そこで注目されているのが、キャリアパスの考え方をリセットすることです。一般的に昇進に伴い、仕事の重圧は増す一方、子育ても同時進行で親の役割が増していくのが普通です。父親が働き、母親は専業主婦だった時代は、男は仕事に集中し、キャリアを積むことにさえ専念していれば良かったのが、女性も働く時代に入り、親業も男女分業に変化しています。
これは世界的現象ですが、私が子育てしていた時代は、フランスの父親たちの子育ての責務は日本よりはるかに大きいと感じていました。学校での父母会は通常18時以降に行われます。なぜなら仕事をしている父親も参加するからです。実際、父母会参加者の男女比率は半々でした。
ここで問題になるのが職場では新人としてがむしゃらに働いた成果が昇進の時期に差し掛かる頃に、親として子育てへのコミットメントも増すために起きるジレンマです。多くの父親はできれば仕事に集中したいと考えます。昔流にいえば妻の内助の功のある人間しか昇進できないという考え方です。

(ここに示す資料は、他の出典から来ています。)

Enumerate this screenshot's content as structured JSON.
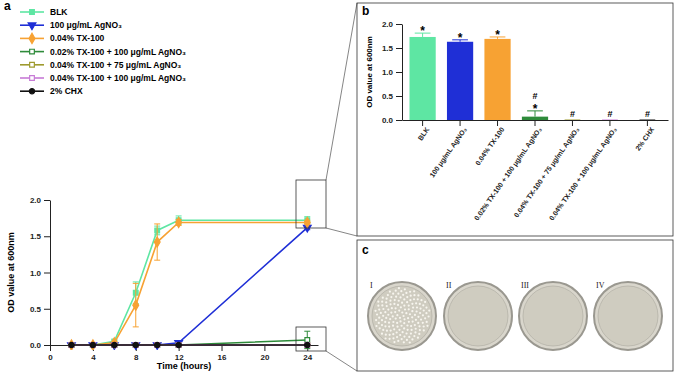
{
  "chart_data": [
    {
      "type": "line",
      "label": "a",
      "x_label": "Time (hours)",
      "y_label": "OD value at 600nm",
      "x": [
        2,
        4,
        6,
        8,
        10,
        12,
        24
      ],
      "xlim": [
        0,
        25
      ],
      "xticks": [
        0,
        4,
        8,
        12,
        16,
        20,
        24
      ],
      "ylim": [
        0,
        2
      ],
      "yticks": [
        {
          "value": 0,
          "label": "0.0"
        },
        {
          "value": 0.5,
          "label": "0.5"
        },
        {
          "value": 1,
          "label": "1.0"
        },
        {
          "value": 1.5,
          "label": "1.5"
        },
        {
          "value": 2,
          "label": "2.0"
        }
      ],
      "grid": false,
      "legend": "top-left",
      "series": [
        {
          "name": "BLK",
          "color": "#5ee6a3",
          "marker": "square",
          "values": [
            0,
            0,
            0.05,
            0.72,
            1.58,
            1.72,
            1.72
          ],
          "errors": [
            0,
            0,
            0.02,
            0.15,
            0.06,
            0.06,
            0.05
          ]
        },
        {
          "name": "100 μg/mL AgNO₃",
          "color": "#1f2fd6",
          "marker": "triangle-down",
          "values": [
            0,
            0,
            0,
            0,
            0,
            0.03,
            1.62
          ],
          "errors": [
            0,
            0,
            0,
            0,
            0,
            0.01,
            0.03
          ]
        },
        {
          "name": "0.04% TX-100",
          "color": "#f7a233",
          "marker": "diamond",
          "values": [
            0,
            0,
            0.03,
            0.55,
            1.42,
            1.69,
            1.69
          ],
          "errors": [
            0,
            0,
            0.02,
            0.3,
            0.25,
            0.04,
            0.03
          ]
        },
        {
          "name": "0.02% TX-100 + 100 μg/mL AgNO₃",
          "color": "#2e8b3a",
          "marker": "square-open",
          "values": [
            0,
            0,
            0,
            0,
            0,
            0,
            0.07
          ],
          "errors": [
            0,
            0,
            0,
            0,
            0,
            0,
            0.12
          ]
        },
        {
          "name": "0.04% TX-100 + 75 μg/mL AgNO₃",
          "color": "#9e9a2e",
          "marker": "square-open",
          "values": [
            0,
            0,
            0,
            0,
            0,
            0,
            0
          ],
          "errors": [
            0,
            0,
            0,
            0,
            0,
            0,
            0
          ]
        },
        {
          "name": "0.04% TX-100 + 100 μg/mL AgNO₃",
          "color": "#c77bd6",
          "marker": "square-open",
          "values": [
            0,
            0,
            0,
            0,
            0,
            0,
            0
          ],
          "errors": [
            0,
            0,
            0,
            0,
            0,
            0,
            0
          ]
        },
        {
          "name": "2% CHX",
          "color": "#111111",
          "marker": "circle",
          "values": [
            0,
            0,
            0,
            0,
            0,
            0,
            0
          ],
          "errors": [
            0,
            0,
            0,
            0,
            0,
            0,
            0
          ]
        }
      ]
    },
    {
      "type": "bar",
      "label": "b",
      "y_label": "OD value at 600nm",
      "categories": [
        "BLK",
        "100 μg/mL AgNO₃",
        "0.04% TX-100",
        "0.02% TX-100 + 100 μg/mL AgNO₃",
        "0.04% TX-100 + 75 μg/mL AgNO₃",
        "0.04% TX-100 + 100 μg/mL AgNO₃",
        "2% CHX"
      ],
      "values": [
        1.73,
        1.63,
        1.69,
        0.07,
        0,
        0,
        0
      ],
      "errors": [
        0.08,
        0.04,
        0.04,
        0.12,
        0,
        0,
        0
      ],
      "colors": [
        "#5ee6a3",
        "#1f2fd6",
        "#f7a233",
        "#2e8b3a",
        "#9e9a2e",
        "#c77bd6",
        "#111111"
      ],
      "star_labels": [
        "*",
        "*",
        "*",
        "*",
        null,
        null,
        null
      ],
      "hash_labels": [
        null,
        null,
        null,
        "#",
        "#",
        "#",
        "#"
      ],
      "ylim": [
        0,
        2
      ],
      "yticks": [
        {
          "value": 0,
          "label": "0.0"
        },
        {
          "value": 0.5,
          "label": "0.5"
        },
        {
          "value": 1,
          "label": "1.0"
        },
        {
          "value": 1.5,
          "label": "1.5"
        },
        {
          "value": 2,
          "label": "2.0"
        }
      ],
      "grid": false
    }
  ],
  "photos": {
    "label": "c",
    "dishes": [
      "I",
      "II",
      "III",
      "IV"
    ]
  }
}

そんなものがないフランスでは、夫を助けてくれる妻はいません。あるフランス人の友人は「30代後半になった今、リモートワークで子育てと仕事の関係を考え直した結果、地位と報酬を優先するより、子育てに余裕を持って取り組めるライフスタイルを確保できるキャリアパスを選択することにした。妻も賛成してくれた」と語っています。
何のために仕事をしているのか、何のために結婚したのかを考え、優先順位をリセットすることで40代、50代の人生を家庭を犠牲にして仕事に没頭することを選ばない人が少しづつ増えているということです。このメリハリの効いたライフスタイルが実は仕事の効率化にも役立ち、決して仕事を犠牲にしたことにはなっていないという研究結果も出ています。

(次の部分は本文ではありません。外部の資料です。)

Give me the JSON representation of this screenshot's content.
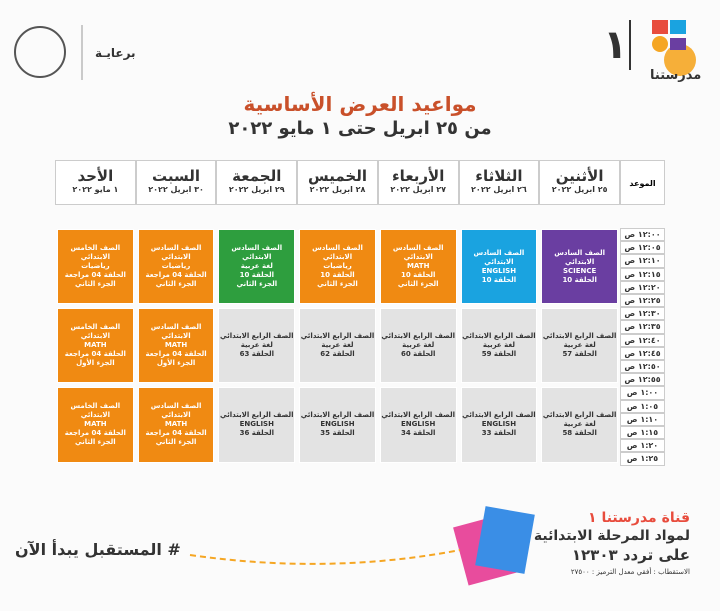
{
  "header": {
    "logo_text": "مدرستنا",
    "logo_number": "١",
    "sponsor": "برعايـة"
  },
  "title": "مواعيد العرض الأساسية",
  "subtitle": "من ٢٥ ابريل حتى ١ مايو ٢٠٢٢",
  "table": {
    "time_header": "الموعد",
    "days": [
      {
        "name": "الأثنين",
        "date": "٢٥ ابريل ٢٠٢٢"
      },
      {
        "name": "الثلاثاء",
        "date": "٢٦ ابريل ٢٠٢٢"
      },
      {
        "name": "الأربعاء",
        "date": "٢٧ ابريل ٢٠٢٢"
      },
      {
        "name": "الخميس",
        "date": "٢٨ ابريل ٢٠٢٢"
      },
      {
        "name": "الجمعة",
        "date": "٢٩ ابريل ٢٠٢٢"
      },
      {
        "name": "السبت",
        "date": "٣٠ ابريل ٢٠٢٢"
      },
      {
        "name": "الأحد",
        "date": "١ مايو ٢٠٢٢"
      }
    ],
    "times": [
      "١٢:٠٠ ص",
      "١٢:٠٥ ص",
      "١٢:١٠ ص",
      "١٢:١٥ ص",
      "١٢:٢٠ ص",
      "١٢:٢٥ ص",
      "١٢:٣٠ ص",
      "١٢:٣٥ ص",
      "١٢:٤٠ ص",
      "١٢:٤٥ ص",
      "١٢:٥٠ ص",
      "١٢:٥٥ ص",
      "١:٠٠ ص",
      "١:٠٥ ص",
      "١:١٠ ص",
      "١:١٥ ص",
      "١:٢٠ ص",
      "١:٢٥ ص"
    ],
    "rows": [
      [
        {
          "color": "#6a3ea1",
          "lines": [
            "الصف السادس الابتدائي",
            "SCIENCE",
            "الحلقة 10"
          ]
        },
        {
          "color": "#1aa3e0",
          "lines": [
            "الصف السادس الابتدائي",
            "ENGLISH",
            "الحلقة 10"
          ]
        },
        {
          "color": "#f08a12",
          "lines": [
            "الصف السادس الابتدائي",
            "MATH",
            "الحلقة 10",
            "الجزء الثاني"
          ]
        },
        {
          "color": "#f08a12",
          "lines": [
            "الصف السادس الابتدائي",
            "رياضيات",
            "الحلقة 10",
            "الجزء الثاني"
          ]
        },
        {
          "color": "#2e9e3e",
          "lines": [
            "الصف السادس الابتدائي",
            "لغة عربية",
            "الحلقة 10",
            "الجزء الثاني"
          ]
        },
        {
          "color": "#f08a12",
          "lines": [
            "الصف السادس الابتدائي",
            "رياضيات",
            "الحلقة 04 مراجعة",
            "الجزء الثاني"
          ]
        },
        {
          "color": "#f08a12",
          "lines": [
            "الصف الخامس الابتدائي",
            "رياضيات",
            "الحلقة 04 مراجعة",
            "الجزء الثاني"
          ]
        }
      ],
      [
        {
          "color": "#e3e3e3",
          "lines": [
            "الصف الرابع الابتدائي",
            "لغة عربية",
            "الحلقة 57"
          ]
        },
        {
          "color": "#e3e3e3",
          "lines": [
            "الصف الرابع الابتدائي",
            "لغة عربية",
            "الحلقة 59"
          ]
        },
        {
          "color": "#e3e3e3",
          "lines": [
            "الصف الرابع الابتدائي",
            "لغة عربية",
            "الحلقة 60"
          ]
        },
        {
          "color": "#e3e3e3",
          "lines": [
            "الصف الرابع الابتدائي",
            "لغة عربية",
            "الحلقة 62"
          ]
        },
        {
          "color": "#e3e3e3",
          "lines": [
            "الصف الرابع الابتدائي",
            "لغة عربية",
            "الحلقة 63"
          ]
        },
        {
          "color": "#f08a12",
          "lines": [
            "الصف السادس الابتدائي",
            "MATH",
            "الحلقة 04 مراجعة",
            "الجزء الأول"
          ]
        },
        {
          "color": "#f08a12",
          "lines": [
            "الصف الخامس الابتدائي",
            "MATH",
            "الحلقة 04 مراجعة",
            "الجزء الأول"
          ]
        }
      ],
      [
        {
          "color": "#e3e3e3",
          "lines": [
            "الصف الرابع الابتدائي",
            "لغة عربية",
            "الحلقة 58"
          ]
        },
        {
          "color": "#e3e3e3",
          "lines": [
            "الصف الرابع الابتدائي",
            "ENGLISH",
            "الحلقة 33"
          ]
        },
        {
          "color": "#e3e3e3",
          "lines": [
            "الصف الرابع الابتدائي",
            "ENGLISH",
            "الحلقة 34"
          ]
        },
        {
          "color": "#e3e3e3",
          "lines": [
            "الصف الرابع الابتدائي",
            "ENGLISH",
            "الحلقة 35"
          ]
        },
        {
          "color": "#e3e3e3",
          "lines": [
            "الصف الرابع الابتدائي",
            "ENGLISH",
            "الحلقة 36"
          ]
        },
        {
          "color": "#f08a12",
          "lines": [
            "الصف السادس الابتدائي",
            "MATH",
            "الحلقة 04 مراجعة",
            "الجزء الثاني"
          ]
        },
        {
          "color": "#f08a12",
          "lines": [
            "الصف الخامس الابتدائي",
            "MATH",
            "الحلقة 04 مراجعة",
            "الجزء الثاني"
          ]
        }
      ]
    ]
  },
  "footer": {
    "hashtag": "# المستقبل يبدأ الآن",
    "channel": "قناة مدرستنا ١",
    "subject": "لمواد المرحلة الابتدائية",
    "frequency": "على تردد ١٢٣٠٣",
    "technical": "الاستقطاب : أفقي معدل الترميز : ٢٧٥٠٠"
  }
}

日本の場合は、事情はさらに複雑です。さぜなら会社に対するエンゲージメントが欧米より強く求められるからです。上司だけでなく同僚は部下に迷惑をかけたくないという心理も働き、いきおい家族が犠牲になりがちです。技量やリーダーシップに欠ける上司がいる職場ではなおさらです。
生産性をあげることを現場の部下に押し付ける上司も少なくありませんが、生産性をあげることを考え抜くには上司の役割です。今は皆が同じ価値観で働いている時代ではなく、暗黙の了解、暗雲の呼吸でチームが動くことはありません。

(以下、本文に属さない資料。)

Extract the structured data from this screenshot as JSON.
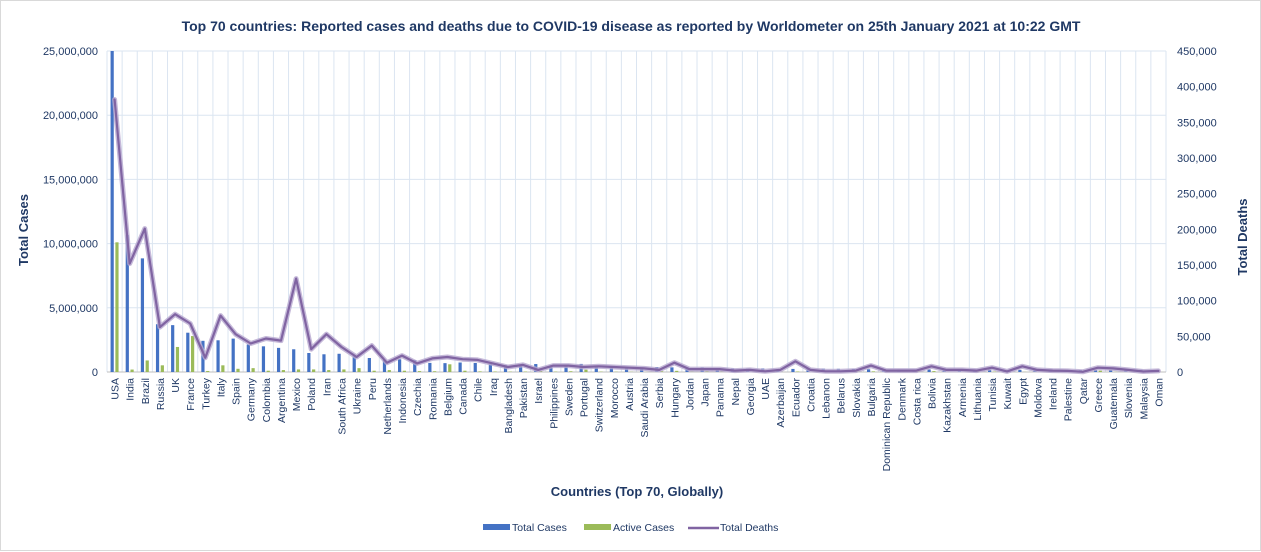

コロナ禍後、リモートワークとオフィスワークが並行する時代に入るのは確実でしょう。その意味で仕事とプライベート、特に子育てとの両立の重要さは増す一方だと思います。リモートで普及した地域に縛られない働き方は、生活費が安く、自然環境の整った子育てに最適な環境確保の可能性も広がりました。選択肢が増すことで豊かな生活の確保は夢ではなくなっているといえそうです。